De heer Karg ging in op de gestelde vragen en gaf aan, dat de wijze waarop de Surinaamse Grondwet voorziet in de kiesregeling, wetgeving en regelgeving, die te maken heeft met het kiesstelsel, dat daar een duidelijke drempel in is aangegeven. Niet alleen qua meerderheid die nodig is, maar ook de wijze waarop het tot stand moet komen en dat is voorbehouden aan de wetgever.

“Het Hof van Justitie is als rechter bevoegd om te voorzien in alles van datgene waarvoor geen andere rechter aangewezen is. In dit geval neem ik aan dat zo’n korte termijn voorziening door uiteindelijk hoogste aanlegger van justitie getroffen zal moeten worden”, aldus Karg.
“Ik denk dat bij hun de overweging zwaar zou wegen, dat het alleen de wetgever is die formele wetgeving kan maken met de kracht en het gewicht die de Grondwet aan de kiesregeling toekent om daarin te voorzien”, geeft Karg ook aan.
“Mijn verwachting is dat het Hof twee kanten op zou kunnen gaan. De eerste is afhankelijk van wie de zaak instelt. Het toekennen van een bijzonder zware dwangsom op de Nationale Assemblée of misschien zelfs leden van de Nationale Assemblée om het daartoe te bewegen. Dat er wel tijdig een vergadering plaatsvindt”, geeft het PRO-hoofdbestuurslid aan. 

“Wij hebben een precedent over de terugroepingen, waarin uiteindelijk niet toegekend is dat de voorzitter in persoon aansprakelijk was voor het geven van uitvoering aan een eerdere veroordeling. Maar, het zou kunnen dat er anders geoordeeld wordt onder deze omstandigheden. Zeker, omdat dat zou betekenen dat er behoorlijk gewicht en respect toegekend zou worden aan de constitutionele plek die het Constitutioneel Hof inneemt in ons bestel en behoort in te nemen in ons bestel.”

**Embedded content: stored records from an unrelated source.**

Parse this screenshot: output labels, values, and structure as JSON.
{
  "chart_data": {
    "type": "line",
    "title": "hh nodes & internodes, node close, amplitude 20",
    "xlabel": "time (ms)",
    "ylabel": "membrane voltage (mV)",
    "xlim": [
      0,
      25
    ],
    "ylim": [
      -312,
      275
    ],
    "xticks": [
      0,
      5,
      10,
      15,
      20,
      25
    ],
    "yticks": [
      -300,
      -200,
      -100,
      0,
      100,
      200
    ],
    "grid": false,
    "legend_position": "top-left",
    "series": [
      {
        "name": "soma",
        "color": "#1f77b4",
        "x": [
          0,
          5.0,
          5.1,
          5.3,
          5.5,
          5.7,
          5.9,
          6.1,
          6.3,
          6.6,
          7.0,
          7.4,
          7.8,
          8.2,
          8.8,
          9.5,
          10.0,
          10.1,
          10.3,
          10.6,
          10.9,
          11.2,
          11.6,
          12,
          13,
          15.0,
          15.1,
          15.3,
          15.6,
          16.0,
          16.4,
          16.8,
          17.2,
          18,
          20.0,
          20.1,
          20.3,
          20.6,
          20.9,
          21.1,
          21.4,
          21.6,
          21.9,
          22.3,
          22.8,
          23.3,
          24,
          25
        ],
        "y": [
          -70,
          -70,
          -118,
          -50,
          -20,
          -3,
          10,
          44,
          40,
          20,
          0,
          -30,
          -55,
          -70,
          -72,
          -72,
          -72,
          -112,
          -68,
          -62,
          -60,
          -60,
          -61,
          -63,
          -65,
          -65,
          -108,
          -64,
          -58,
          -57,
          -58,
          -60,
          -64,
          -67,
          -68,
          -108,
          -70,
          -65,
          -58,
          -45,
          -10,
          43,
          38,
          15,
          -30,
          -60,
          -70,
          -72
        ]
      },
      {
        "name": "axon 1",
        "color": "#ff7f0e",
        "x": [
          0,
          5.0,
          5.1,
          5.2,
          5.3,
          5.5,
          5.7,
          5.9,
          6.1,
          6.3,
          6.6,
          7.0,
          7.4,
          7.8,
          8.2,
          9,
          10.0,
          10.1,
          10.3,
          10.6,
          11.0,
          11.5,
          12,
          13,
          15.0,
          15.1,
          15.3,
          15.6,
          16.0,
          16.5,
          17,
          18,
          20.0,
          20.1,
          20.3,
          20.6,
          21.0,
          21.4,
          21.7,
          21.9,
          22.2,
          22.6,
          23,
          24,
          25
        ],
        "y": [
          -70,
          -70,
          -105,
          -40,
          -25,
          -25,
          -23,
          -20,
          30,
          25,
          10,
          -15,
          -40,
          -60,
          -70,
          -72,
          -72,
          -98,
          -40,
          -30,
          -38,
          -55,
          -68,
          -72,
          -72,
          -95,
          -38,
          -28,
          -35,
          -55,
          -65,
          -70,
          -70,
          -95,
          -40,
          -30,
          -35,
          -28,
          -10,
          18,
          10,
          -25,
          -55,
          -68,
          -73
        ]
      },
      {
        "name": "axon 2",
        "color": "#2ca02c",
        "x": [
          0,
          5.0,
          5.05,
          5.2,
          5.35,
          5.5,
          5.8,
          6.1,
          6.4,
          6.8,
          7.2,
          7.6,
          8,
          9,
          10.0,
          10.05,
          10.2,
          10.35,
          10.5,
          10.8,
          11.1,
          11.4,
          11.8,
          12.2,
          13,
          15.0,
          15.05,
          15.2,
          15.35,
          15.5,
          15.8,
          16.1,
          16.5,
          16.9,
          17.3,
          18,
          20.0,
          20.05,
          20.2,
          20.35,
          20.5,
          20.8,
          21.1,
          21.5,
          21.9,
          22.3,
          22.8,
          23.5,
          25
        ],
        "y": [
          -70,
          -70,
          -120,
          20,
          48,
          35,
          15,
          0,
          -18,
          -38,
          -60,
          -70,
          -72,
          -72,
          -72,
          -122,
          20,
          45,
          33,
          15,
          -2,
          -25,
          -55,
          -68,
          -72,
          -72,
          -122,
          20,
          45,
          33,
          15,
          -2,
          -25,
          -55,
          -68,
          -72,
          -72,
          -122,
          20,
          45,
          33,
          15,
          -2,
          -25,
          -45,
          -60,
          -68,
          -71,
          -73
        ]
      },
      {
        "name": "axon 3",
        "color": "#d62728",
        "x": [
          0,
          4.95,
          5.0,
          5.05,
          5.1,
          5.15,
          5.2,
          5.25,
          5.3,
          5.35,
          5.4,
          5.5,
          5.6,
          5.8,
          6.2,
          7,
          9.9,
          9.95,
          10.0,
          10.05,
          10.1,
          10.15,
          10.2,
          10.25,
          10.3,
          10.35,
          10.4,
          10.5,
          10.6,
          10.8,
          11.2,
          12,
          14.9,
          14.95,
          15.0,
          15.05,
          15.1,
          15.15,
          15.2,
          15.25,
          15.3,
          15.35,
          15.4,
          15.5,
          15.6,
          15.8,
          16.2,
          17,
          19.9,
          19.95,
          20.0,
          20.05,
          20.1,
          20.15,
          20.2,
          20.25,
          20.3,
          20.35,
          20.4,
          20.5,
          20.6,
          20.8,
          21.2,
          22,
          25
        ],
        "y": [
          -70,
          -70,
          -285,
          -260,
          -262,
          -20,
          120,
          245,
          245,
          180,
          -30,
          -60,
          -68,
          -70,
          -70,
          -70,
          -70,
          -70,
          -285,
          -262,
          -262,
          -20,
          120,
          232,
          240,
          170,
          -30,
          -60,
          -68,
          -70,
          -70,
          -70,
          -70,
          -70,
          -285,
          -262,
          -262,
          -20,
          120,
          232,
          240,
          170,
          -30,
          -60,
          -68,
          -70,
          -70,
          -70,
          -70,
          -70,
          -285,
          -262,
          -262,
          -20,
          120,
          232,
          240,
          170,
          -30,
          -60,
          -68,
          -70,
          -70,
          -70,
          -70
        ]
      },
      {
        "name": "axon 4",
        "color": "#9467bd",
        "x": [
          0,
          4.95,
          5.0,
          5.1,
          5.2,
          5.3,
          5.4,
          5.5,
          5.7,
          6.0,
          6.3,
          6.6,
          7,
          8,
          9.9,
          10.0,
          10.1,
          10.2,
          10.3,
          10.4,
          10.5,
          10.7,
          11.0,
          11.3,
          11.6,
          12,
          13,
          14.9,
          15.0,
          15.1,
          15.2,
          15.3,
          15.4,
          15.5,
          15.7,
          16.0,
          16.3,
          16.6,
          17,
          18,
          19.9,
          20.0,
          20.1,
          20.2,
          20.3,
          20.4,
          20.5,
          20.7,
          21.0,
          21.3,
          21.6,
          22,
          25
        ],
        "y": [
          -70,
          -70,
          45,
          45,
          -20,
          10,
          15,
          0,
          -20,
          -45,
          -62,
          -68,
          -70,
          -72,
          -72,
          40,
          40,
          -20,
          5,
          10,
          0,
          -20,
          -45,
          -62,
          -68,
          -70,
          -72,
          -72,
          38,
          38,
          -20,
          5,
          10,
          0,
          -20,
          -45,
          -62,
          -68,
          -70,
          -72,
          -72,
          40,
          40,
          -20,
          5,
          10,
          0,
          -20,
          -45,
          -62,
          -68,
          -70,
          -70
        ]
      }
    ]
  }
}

Als tweede mogelijkheid geeft het hoofdbestuurslid aan, “dat er in feite toch historisch gekeken gaat worden naar welke regeling geldt of op welke regeling wij terug zouden kunnen vallen”. “En dan is de conclusie helaas dat de meest recente regeling, de regeling die buiten toepassing is verklaard, de enige is waarvan er voldoende detail bekend is om zelfs te overwegen deze van toepassing te laten. Het is dus niet uitgesloten dat, alhoewel het Constitutioneel Hof een oordeel geveld heeft over het buiten toepassing laten, het Hof van Justitie in een noodgeval, zoals u dat beschrijft, tot een ander oordeel komt en nog eenmalig zal toelaten dat er verkiezingen onder de regels, zoals die voorafgaande uitspraak van het Constitutioneel Hof, georganiseerd zullen worden.”

DA

error: Kopiëren mag niet!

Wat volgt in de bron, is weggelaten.